Joko mengatakan, belanja pegawai tidak mengalami efisiensi sehingga angkanya tetap Rp790,71 miliar. Namun dia memastikan, dalam efisiensi dilakukan, KPK sudah memasukkan pemangkasan anggaran perjalan dinas sebesar 50% atau senilai Rp61,5 miliar.
"Detail akun dan item rekonstruksi anggaran akan diinfokan lebih lanjut setelah mendapat arahan dari Dirjen Anggaran dan Dirjen Perbendaharaan Kementerian Keuangan. Pemakaian anggaran sudah efisien karena pejabat dan pegawai KPK tidak diberikan fasilitas rumah dan kendaraan dinas," kata Joko.
Anggaran Perjalanan Dinas Dikurangi
Joko mengungkap, KPK telah melakukan sejumlah langkah penghematan anggaran dengan mengefisiensi pelaksanaan perjalanan dinas dan penugasan dalam konteks ini.
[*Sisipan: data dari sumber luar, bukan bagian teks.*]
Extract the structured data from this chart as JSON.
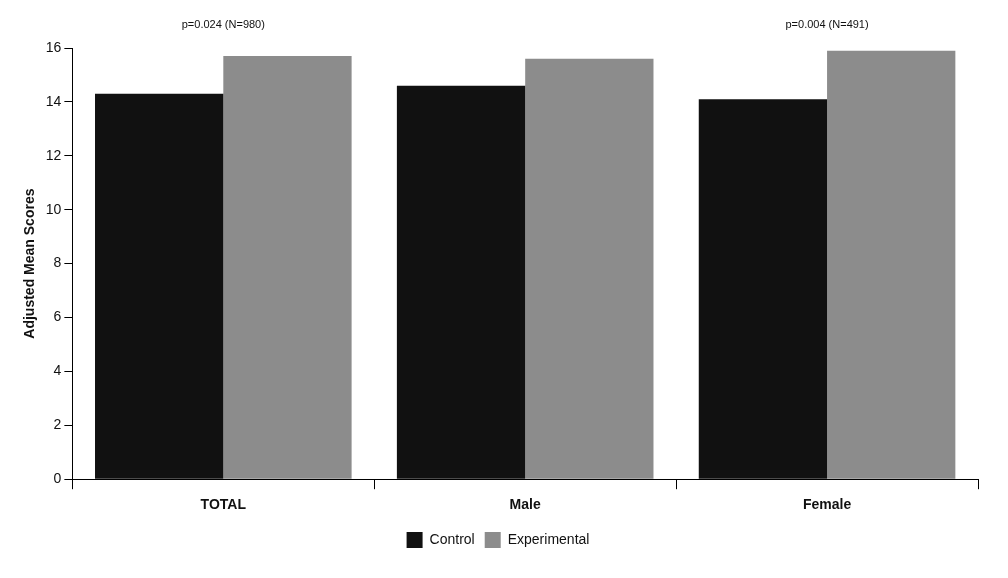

Sehingga jumlah hari perjalanan dinas dikurangi dan jumlah orang dalam melakukan penyelidikan, penyidikan dan juga penuntutan juga dikurangi.
“Ini artinya pegawai KPK akan mendapatkan beban kerja yang sedikit lebih tinggi dari sebelumnya,” kata Joko.
Joko menambahkan, KPK juga mengefisiensi kegiatan rapat dan seminar atau sejenisnya tidak lagi dilakukan di luar kantor atau memanfaatkan juga mengoptimalkan kantor KPK juga teknologi informasi.
“Dengan begitu tak perlu melakukan perjalanan dinas, KPK juga membatasi kegiatan seremoni dengan dilakukan secara sederhana dalam pengadaan souvenir, perangkat sosialisasi atau alat tulis kantor dan sejenisnya. Termasuk melakukan efisiensi dalam penggunaan jasa pihak ketiga, konsultan atau ahli,” Joko menandasi.